JAKARTA – Setelah merevolusi akses internet global, Starlink milik Elon Musk siap mengakibatkan konektivitas telepon genggam ke tingkat berikutnya. Layanan satelit ambisius ini akan segera memungkinkan pengguna melakukan panggilan dari hampir semua tempat di area bumi. Semuanya tanpa memerlukan perangkat tambahan.
Layanan Direct-to-Cell Starlink: Apa Artinya?
Starlink telah terjadi mengumumkan rencananya untuk memperkenalkan Direct-to-Cell, layanan inovatif yang mana menggunakan jaringan satelitnya yang digunakan luas untuk memungkinkan panggilan pengumuman pada telepon genggam biasa. Yang membedakannya adalah kesederhanaannya: tidaklah perlu modifikasi perangkat pengguna. Selama telepon Anda kompatibel dengan LTE, Anda siap terhubung.

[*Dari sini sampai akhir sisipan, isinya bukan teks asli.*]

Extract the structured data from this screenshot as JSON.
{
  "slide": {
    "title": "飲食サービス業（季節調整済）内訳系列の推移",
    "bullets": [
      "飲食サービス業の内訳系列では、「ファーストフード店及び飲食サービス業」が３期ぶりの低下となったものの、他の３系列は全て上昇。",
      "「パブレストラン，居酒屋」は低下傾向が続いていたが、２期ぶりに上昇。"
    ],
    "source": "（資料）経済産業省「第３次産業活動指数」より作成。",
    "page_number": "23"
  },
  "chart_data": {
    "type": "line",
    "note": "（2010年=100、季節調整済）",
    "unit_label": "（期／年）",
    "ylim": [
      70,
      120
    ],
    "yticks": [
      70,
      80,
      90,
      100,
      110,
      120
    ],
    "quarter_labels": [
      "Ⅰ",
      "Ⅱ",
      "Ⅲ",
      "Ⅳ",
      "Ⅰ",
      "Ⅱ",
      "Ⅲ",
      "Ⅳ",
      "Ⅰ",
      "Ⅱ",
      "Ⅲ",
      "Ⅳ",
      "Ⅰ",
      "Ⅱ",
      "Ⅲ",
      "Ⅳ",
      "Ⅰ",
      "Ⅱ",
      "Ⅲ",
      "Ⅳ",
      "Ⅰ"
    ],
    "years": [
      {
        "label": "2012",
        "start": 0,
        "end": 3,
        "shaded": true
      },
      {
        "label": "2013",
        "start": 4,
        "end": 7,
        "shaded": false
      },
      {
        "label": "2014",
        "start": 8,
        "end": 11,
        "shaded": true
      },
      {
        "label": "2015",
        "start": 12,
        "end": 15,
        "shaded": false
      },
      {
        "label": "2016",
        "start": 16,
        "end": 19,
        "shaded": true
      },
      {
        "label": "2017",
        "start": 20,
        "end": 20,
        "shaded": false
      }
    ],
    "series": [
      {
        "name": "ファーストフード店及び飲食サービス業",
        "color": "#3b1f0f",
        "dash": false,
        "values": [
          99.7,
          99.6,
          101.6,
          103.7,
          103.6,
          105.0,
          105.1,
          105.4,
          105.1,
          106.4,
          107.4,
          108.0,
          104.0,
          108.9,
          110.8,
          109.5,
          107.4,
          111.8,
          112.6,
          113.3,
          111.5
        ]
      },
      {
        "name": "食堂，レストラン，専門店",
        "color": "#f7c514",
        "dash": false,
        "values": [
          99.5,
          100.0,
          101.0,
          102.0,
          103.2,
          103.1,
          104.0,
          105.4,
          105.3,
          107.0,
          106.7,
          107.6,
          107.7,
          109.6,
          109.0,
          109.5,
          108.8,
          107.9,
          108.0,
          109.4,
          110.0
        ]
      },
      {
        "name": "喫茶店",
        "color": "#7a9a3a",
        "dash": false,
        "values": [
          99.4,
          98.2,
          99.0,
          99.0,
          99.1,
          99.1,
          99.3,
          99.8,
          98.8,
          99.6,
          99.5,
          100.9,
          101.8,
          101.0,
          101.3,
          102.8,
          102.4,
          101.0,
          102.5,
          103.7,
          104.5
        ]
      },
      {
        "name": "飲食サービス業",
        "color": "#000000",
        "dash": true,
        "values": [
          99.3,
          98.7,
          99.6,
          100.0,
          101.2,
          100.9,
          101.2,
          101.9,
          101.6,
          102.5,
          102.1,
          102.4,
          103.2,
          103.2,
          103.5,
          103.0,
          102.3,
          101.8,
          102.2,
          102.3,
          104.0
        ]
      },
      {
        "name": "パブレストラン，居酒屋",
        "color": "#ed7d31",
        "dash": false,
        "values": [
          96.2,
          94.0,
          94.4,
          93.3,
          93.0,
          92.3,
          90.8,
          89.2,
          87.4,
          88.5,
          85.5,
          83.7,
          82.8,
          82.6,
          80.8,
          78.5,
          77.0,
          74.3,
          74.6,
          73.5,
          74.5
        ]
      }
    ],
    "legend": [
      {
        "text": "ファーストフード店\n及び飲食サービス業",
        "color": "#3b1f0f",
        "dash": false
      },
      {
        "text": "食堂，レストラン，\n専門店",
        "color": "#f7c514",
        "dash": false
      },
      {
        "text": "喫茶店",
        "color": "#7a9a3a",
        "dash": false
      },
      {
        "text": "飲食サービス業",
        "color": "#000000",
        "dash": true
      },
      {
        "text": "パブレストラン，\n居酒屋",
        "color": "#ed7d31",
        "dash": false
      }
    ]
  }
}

Inovasi ini dapat secara fundamental mengubah cara kita berpikir tentang komunikasi seluler. Bayangkan bisa jadi melakukan panggilan dari sudut-sudut terpencil dalam Bumi—baik Anda berada terpencil dalam pada dalamnya hutan, berlayar pada sedang lautan, atau menjelajahi gurun—tanpa menara seluler yang tersebut terlihat. Sistem satelit Starlink memungkinkan skenario ini sepenuhnya.
Telepon Genggam Mana yang mana Kompatibel?
Menurut surat yang digunakan dikirim oleh SpaceX ke FCC (Komisi Komunikasi Federal), layanan ini sudah terbukti berhasil dengan perangkat dari merek-merek besar seperti Apple, Samsung, lalu Google. Pengujian mengkonfirmasi komunikasi yang mana lancar menggunakan spektrum PCS G Block, di area seluruh wilayah perkotaan dan juga pedesaan, dalam di kemudian dalam luar ruangan, lalu bahkan dalam bawah naungan pohon atau langit cerah.
Yang terpenting, SpaceX menekankan bahwa semua telepon genggam yang digunakan membantu LTE akan bekerja dengan teknologi ini.
Bahkan model yang digunakan sedikit lebih banyak lama seperti iPhone 13 atau iPhone 14 dapat memanfaatkan konektivitas satelit ini.
Pengubah Permainan untuk Pesan lalu Keadaan Darurat
Salah satu keuntungan paling signifikan dari layanan Starlink adalah fleksibilitasnya. Tidak seperti sistem komunikasi satelit tradisional yang tersebut rutin membatasi pengguna pada opsi instruksi yang telah dilakukan ditetapkan, solusi baru ini memungkinkan konsumen untuk mengirim arahan yang mana dapat disesuaikan sepenuhnya melalui platform digital pilihan mereka.
Dalam situasi darurat, konteks tambahan ini dapat menyelamatkan jiwa, memungkinkan pengguna untuk mengomunikasikan keperluan mereka itu dengan jelas.
Baik itu instruksi teks untuk menanyakan kabar orang yang tersebut disukai atau panggilan penting selama ekspedisi di dalam luar ruangan, pembaharuan ini menjanjikan komunikasi lancar dan juga andal pada tempat yang sebelumnya tidaklah mungkin.
Apa Selanjutnya untuk Starlink?
Starlink berencana untuk meluncurkan layanan telepon satelit baru ini sebagai bagian dari paket komersial, dengan detail nilai tukar yang belum diungkapkan.
Dampak potensialnya sangat besar—tidak hanya sekali untuk para petualang serta responden darurat, tetapi juga untuk pengguna sehari-hari pada wilayah pedesaan atau yang kurang terlayani di area mana jaringan seluler tradisional kesulitan untuk menyediakan layanan yang stabil.
Dan ini baru permulaan. Surat SpaceX terhadap FCC mengisyaratkan ekspansi di area masa depan, termasuk dukungan untuk Siber of Things (IoT), peningkatan komunikasi suara, kemudian bahkan penjelajahan web melalui jaringan satelit. Kemajuan ini bertujuan untuk memberikan nilai yang tersebut lebih besar besar bagi individu, bisnis, serta layanan darurat.
Menjembatani Kesenjangan Komunikasi Global
Meskipun merekan yang mana mempunyai akses ke internet fiber optic cepat mungkin saja tiada segera mengawasi daya tarik konektivitas satelit, layanan Direct-to-Cell Starlink memiliki kemungkinan untuk memenuhi keperluan kritis.
Meskipun jaringan seluler tersedia secara luas, sebagian besar wilayah di tempat dunia masih kekurangan jangkauanyangandal.